Cafe Müller tem como princípio estrutural a
recordação. O palco é o ‘interior da cabeça’ da mulher de
camisola (Bausch). É nesse ‘espaço interno’ que se apresenta o
passado da protagonista, passado que surge como fluxo de
consciência ou monólogo interior, que move os personagens.
No desdobramento épico entre sujeito e objeto, o passado se
objetiva e invade a cena. Os personagens que aparecem nesse
‘passado’, perdem sua autonomia de figuras dramáticas,
surgindo como projeções de um eu que domina o palco - Bausch.

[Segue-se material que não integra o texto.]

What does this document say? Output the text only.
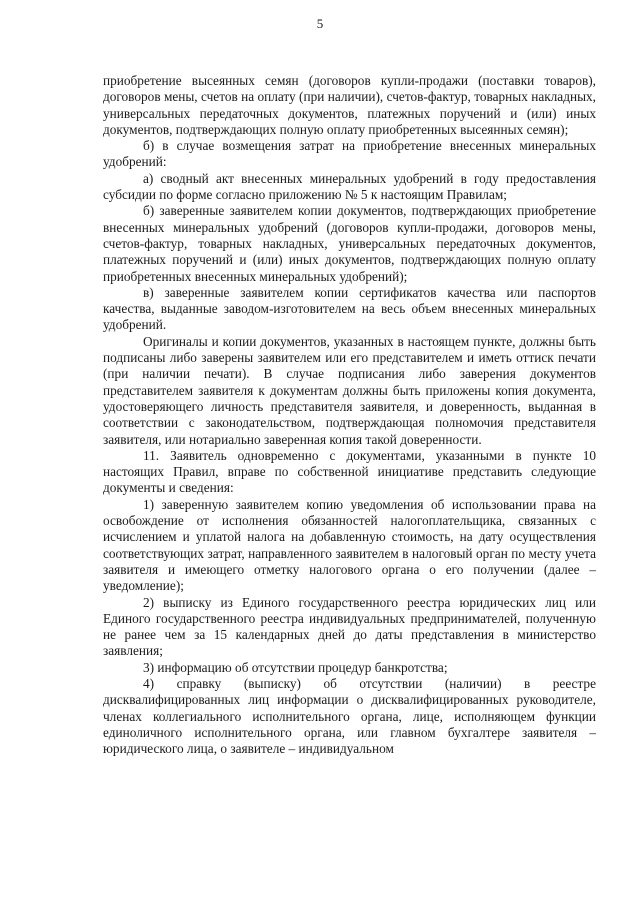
5

приобретение высеянных семян (договоров купли-продажи (поставки товаров), договоров мены, счетов на оплату (при наличии), счетов-фактур, товарных накладных, универсальных передаточных документов, платежных поручений и (или) иных документов, подтверждающих полную оплату приобретенных высеянных семян);

б) в случае возмещения затрат на приобретение внесенных минеральных удобрений:

а) сводный акт внесенных минеральных удобрений в году предоставления субсидии по форме согласно приложению № 5 к настоящим Правилам;

б) заверенные заявителем копии документов, подтверждающих приобретение внесенных минеральных удобрений (договоров купли-продажи, договоров мены, счетов-фактур, товарных накладных, универсальных передаточных документов, платежных поручений и (или) иных документов, подтверждающих полную оплату приобретенных внесенных минеральных удобрений);

в) заверенные заявителем копии сертификатов качества или паспортов качества, выданные заводом-изготовителем на весь объем внесенных минеральных удобрений.

Оригиналы и копии документов, указанных в настоящем пункте, должны быть подписаны либо заверены заявителем или его представителем и иметь оттиск печати (при наличии печати). В случае подписания либо заверения документов представителем заявителя к документам должны быть приложены копия документа, удостоверяющего личность представителя заявителя, и доверенность, выданная в соответствии с законодательством, подтверждающая полномочия представителя заявителя, или нотариально заверенная копия такой доверенности.

11. Заявитель одновременно с документами, указанными в пункте 10 настоящих Правил, вправе по собственной инициативе представить следующие документы и сведения:

1) заверенную заявителем копию уведомления об использовании права на освобождение от исполнения обязанностей налогоплательщика, связанных с исчислением и уплатой налога на добавленную стоимость, на дату осуществления соответствующих затрат, направленного заявителем в налоговый орган по месту учета заявителя и имеющего отметку налогового органа о его получении (далее – уведомление);

2) выписку из Единого государственного реестра юридических лиц или Единого государственного реестра индивидуальных предпринимателей, полученную не ранее чем за 15 календарных дней до даты представления в министерство заявления;

3) информацию об отсутствии процедур банкротства;

4) справку (выписку) об отсутствии (наличии) в реестре дисквалифицированных лиц информации о дисквалифицированных руководителе, членах коллегиального исполнительного органа, лице, исполняющем функции единоличного исполнительного органа, или главном бухгалтере заявителя – юридического лица, о заявителе – индивидуальном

Tem-se assim a construção de um drama monológico, apesar
dos diálogos aparentes.
Pina Bausch efetiva claramente esse caminho ao
trabalhar o esvaziamento e a abstração dos personagens através
das repetições, colagens, justaposições, desmontagens e
remontagens, que desmitificam, despersonalizam e desvelam,
levando o espectador, pelo efeito de distanciamento, a uma
atitude reflexiva, crítica. O melhor exemplo dessa
desfamiliarização do familiar é a opção de colocar as duas
personagens principais (Bausch/ Airaudo) ‘cegas’: duas
bailarinas cegas, certamente constituem a crítica máxima à
dança, estabelecida culturalmente como arte visual por
excelência.
Partindo do subjetivo, Bausch faz com que a platéia
lance um olhar ao seu próprio mundo interior. O espectador é
remetido para além da cena, numa reflexão sobre a condição da
natureza humana. Seu teatro não é reprodução fotográfica do
real, mas um teatro que exaspera sua teatralidade sem a rotina
cacofônica da imitação superficial da vida. Bausch é uma
analista do que de mais profundo e oculto existe no Homem.
Cafe Müller, como outras coreografias suas, é uma obra aberta,
violenta, crua, apresentando sentimentos e emoções no seu
estado puro, livres de convenções e truques. É através dessa
dramaturgia corporal que Pina Bausch discute a relação homemmulher,
a possibilidade da convivência humana, os terrores de
infância, o amor, o medo, a perda, a solidão.

Nota 1 Programa distribuído na tournée do Wuppertaler Tanztheater, em


1980, no Teatro Municipal de São Paulo, Brasil.